Als David Cameron am Freitagnachmittag vor seine Haustür in Downing Street 10 trat, um vor der Presse seine Triumphrede zu halten, wirkte das Vereinigte Königreich noch von den Ereignissen der zurückliegenden Stunden wie benommen. Zu viel war zu schnell passiert.

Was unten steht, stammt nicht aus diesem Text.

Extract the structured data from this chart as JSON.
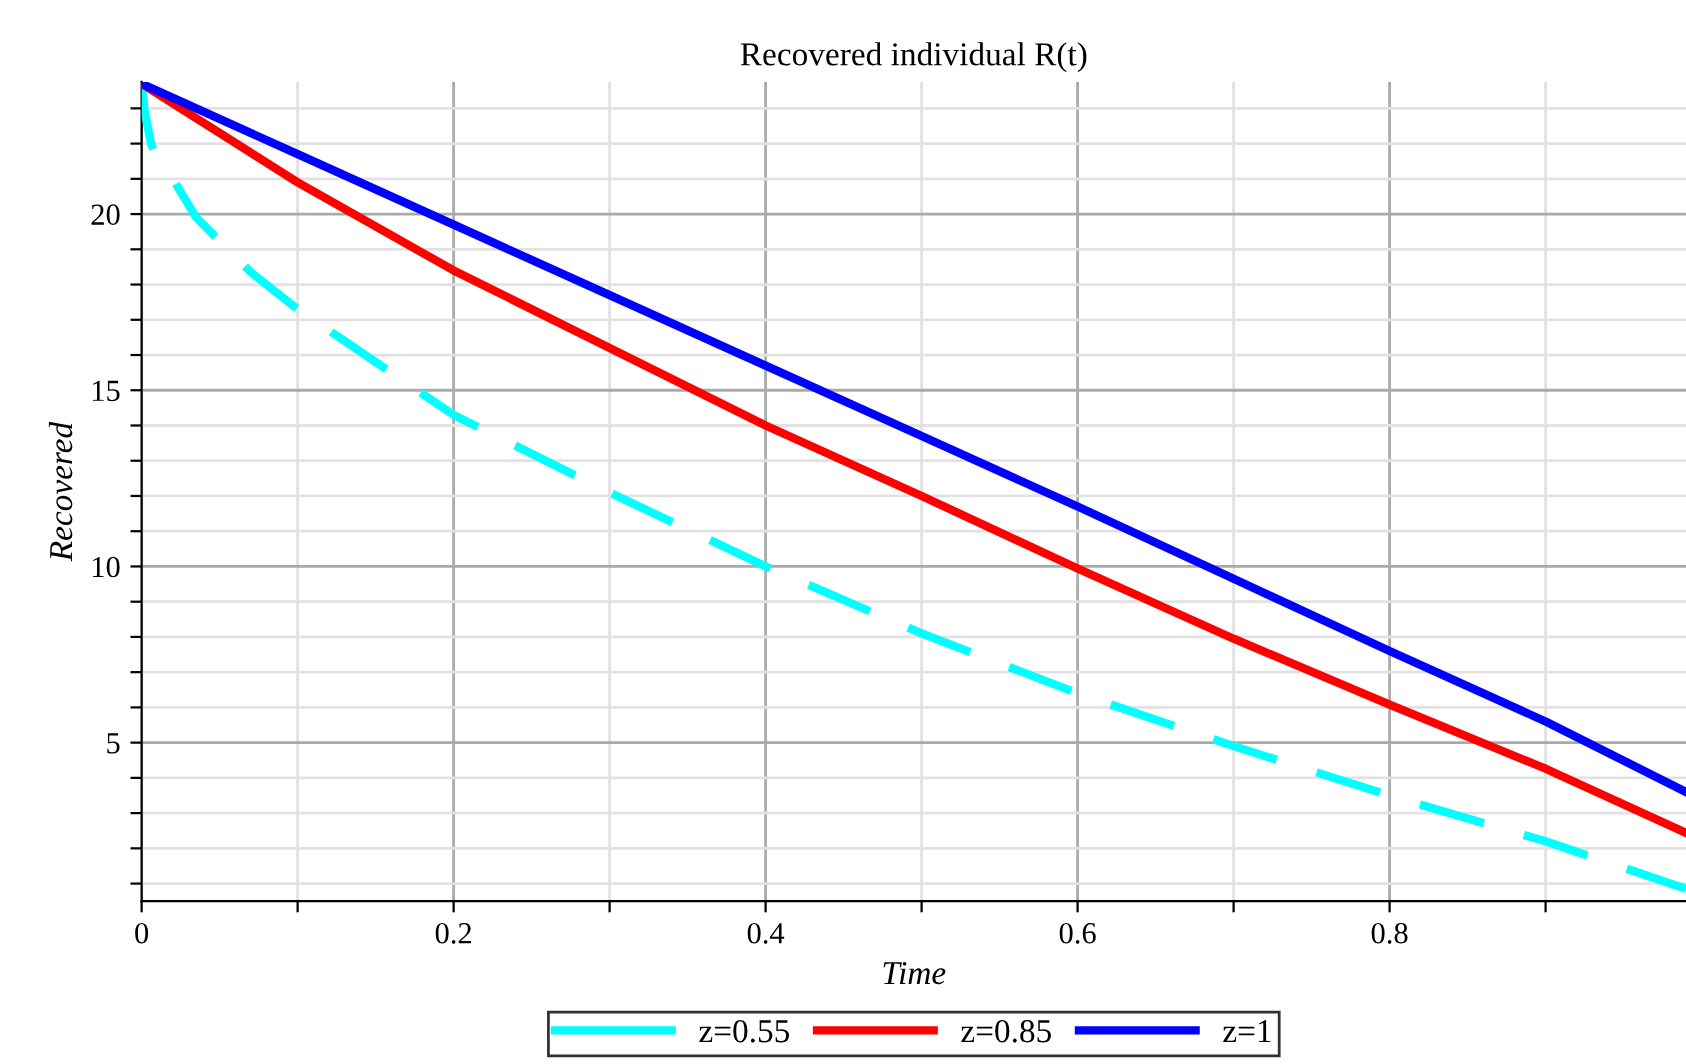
{
  "chart_data": {
    "type": "line",
    "title": "Recovered individual R(t)",
    "xlabel": "Time",
    "ylabel": "Recovered",
    "xlim": [
      0,
      0.99
    ],
    "ylim": [
      0.5,
      23.75
    ],
    "xticks": [
      0,
      {
        "value": 0.1,
        "label": null
      },
      0.2,
      {
        "value": 0.3,
        "label": null
      },
      0.4,
      {
        "value": 0.5,
        "label": null
      },
      0.6,
      {
        "value": 0.7,
        "label": null
      },
      0.8,
      {
        "value": 0.9,
        "label": null
      }
    ],
    "yticks": [
      {
        "value": 1,
        "label": null
      },
      {
        "value": 2,
        "label": null
      },
      {
        "value": 3,
        "label": null
      },
      {
        "value": 4,
        "label": null
      },
      5,
      {
        "value": 6,
        "label": null
      },
      {
        "value": 7,
        "label": null
      },
      {
        "value": 8,
        "label": null
      },
      {
        "value": 9,
        "label": null
      },
      10,
      {
        "value": 11,
        "label": null
      },
      {
        "value": 12,
        "label": null
      },
      {
        "value": 13,
        "label": null
      },
      {
        "value": 14,
        "label": null
      },
      15,
      {
        "value": 16,
        "label": null
      },
      {
        "value": 17,
        "label": null
      },
      {
        "value": 18,
        "label": null
      },
      {
        "value": 19,
        "label": null
      },
      20,
      {
        "value": 21,
        "label": null
      },
      {
        "value": 22,
        "label": null
      },
      {
        "value": 23,
        "label": null
      }
    ],
    "grid": true,
    "legend": "bottom",
    "marker": "none",
    "series": [
      {
        "name": "z=0.55",
        "color": "#00ffff",
        "line_style": "dashed",
        "x": [
          0,
          0.002,
          0.006,
          0.01,
          0.02,
          0.035,
          0.07,
          0.1,
          0.2,
          0.3,
          0.4,
          0.5,
          0.6,
          0.7,
          0.8,
          0.9,
          0.99
        ],
        "values": [
          23.7,
          22.9,
          22.0,
          21.6,
          21.0,
          19.9,
          18.35,
          17.3,
          14.3,
          12.1,
          10.0,
          8.1,
          6.4,
          4.9,
          3.5,
          2.2,
          0.85
        ]
      },
      {
        "name": "z=0.85",
        "color": "#ff0000",
        "line_style": "solid",
        "x": [
          0,
          0.1,
          0.2,
          0.3,
          0.4,
          0.5,
          0.6,
          0.7,
          0.8,
          0.9,
          0.99
        ],
        "values": [
          23.7,
          20.9,
          18.4,
          16.2,
          14.0,
          12.0,
          9.94,
          7.95,
          6.08,
          4.26,
          2.44
        ]
      },
      {
        "name": "z=1",
        "color": "#0000ff",
        "line_style": "solid",
        "x": [
          0,
          0.1,
          0.2,
          0.3,
          0.4,
          0.5,
          0.6,
          0.7,
          0.8,
          0.9,
          0.99
        ],
        "values": [
          23.7,
          21.7,
          19.7,
          17.7,
          15.7,
          13.7,
          11.7,
          9.65,
          7.6,
          5.6,
          3.6
        ]
      }
    ]
  }
}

Eine absolute Mehrheit für die konservativen Tories und ein eindrucksvoll im Amt bestätigter britischer Premierminister namens David Cameron. Meinungsforscher hatten monatelang eine der spannendsten Parlamentswahlen der Geschichte des Vereinigten Königreichs prophezeit, ein Kopf-an-Kopf-Rennen, an dessen Ende eine Pattsituation warten würde. Die sozialdemokratische Labour-Partei unter dem Oppositionsführer Ed Miliband hätte in diesem Szenario fast dieselbe Anzahl von Unterhaussitzen gewonnen wie die Tories. Es kam anders.
„Dies ist der süßeste Sieg von allen“, sagte David Cameron am Freitagmorgen. Die Konservativen haben vor allem von der Wirtschaftspolitik der vergangenen fünf Jahre profitiert. Das Königreich verzeichne das schnellste Wachstum in Europa, war eines seiner schlagendsten Argumente. Das kam bei vielen Briten an.
Den meisten ginge es zu gut, als dass sie eine Veränderung wünschten, erklärt Patrick Dunleavy, Professor an der renommierten London School of Economics (LSE). „Viele Wähler schreckten vor einem Wandel zurück.“ Die Angst vor einer ungewissen Zukunft mit einer regierenden Labour-Partei, der immer wieder die wirtschaftliche Kompetenz abgesprochen wurde, hat sich offenbar auf den Wahlzettel übertragen. Trotz Cameron als Spitzenkandidaten, der für viele Briten das Establishment verkörpert wie kaum ein anderer. Es ist das erste Mal seit 1992, dass die Konservativen wieder eine absolute Mehrheit erreichen konnten.
Während David Cameron mit seiner Frau der im Buckingham-Palast wartenden Königin Elizabeth II. die Aufwartung machte, um die Monarchin um ihre offizielle Zustimmung zur Regierungsbildung zu bitten, trat Ed Miliband als Konsequenz aus der vernichtenden Pleite gestern als Vorsitzender der Sozialdemokraten zurück. Er übernahm die Verantwortung, bevor er die enttäuschte Menge ermunterte: „Wir sind früher schon zurückgekommen, und diese Partei wird wieder zurückkommen.“
Nick Clegg, Ex-Chef der Liberaldemokraten und Ex-Vizepremier in der bisherigen Regierung, gab sein Amt nach den „vernichtenden“ Wahlergebnissen ebenfalls auf.
Für eine weitere Überraschung sorgte die Schlappe der rechtspopulistischen Unabhängigkeitspartei Ukip. Noch am späten Vormittag stand Parteichef Nigel Farage neben den Mitstreitern in seinem Wahlkreis South Thanet aufgereiht und wartete sichtlich nervös auf die Ergebnisse der Auszählung. Nach der Verkündung seiner Niederlage wirkte er, als wolle er nur noch weg. Als sei er plötzlich fehl am Platz. Kurz darauf trat Farage, der unentwegt gegen die EU-Einwanderung wettert, wie im Vorfeld angekündigt zurück.
Während der Star der EU-Hasser von der politischen Bühne erst einmal verschwunden ist, leuchtete im Norden ein neuer auf. Die 20-jährige Studentin Mhairi Black schaffte in Schottland die Sensation, indem sie ausgerechnet einem angesehenen Polit-Schwergewicht das Direktmandat abknöpfte. Douglas Alexander, Wahlkampfmanager der Labour-Partei musste sich in einem Glasgower Wahlkreis der jungen Frau der Schottischen Nationalpartei (SNP) geschlagen geben. Von einem Schock der politischen Klasse zu reden, wäre eine Untertreibung. Black, die das jüngste Parlamentsmitglied im Westminster-Palast seit 1667 ist, stand in britischen Medien exemplarisch für den Erdrutschsieg der SNP. „Heute Nacht wird ein Löwe brüllen, ein schottischer Löwe, und er wird mit einer Stimme brüllen, die keine Regierung ignorieren kann“, sagte der ehemalige SNP-Chef Alex Salmond, das Gesicht der schottischen Unabhängigkeitsbewegung.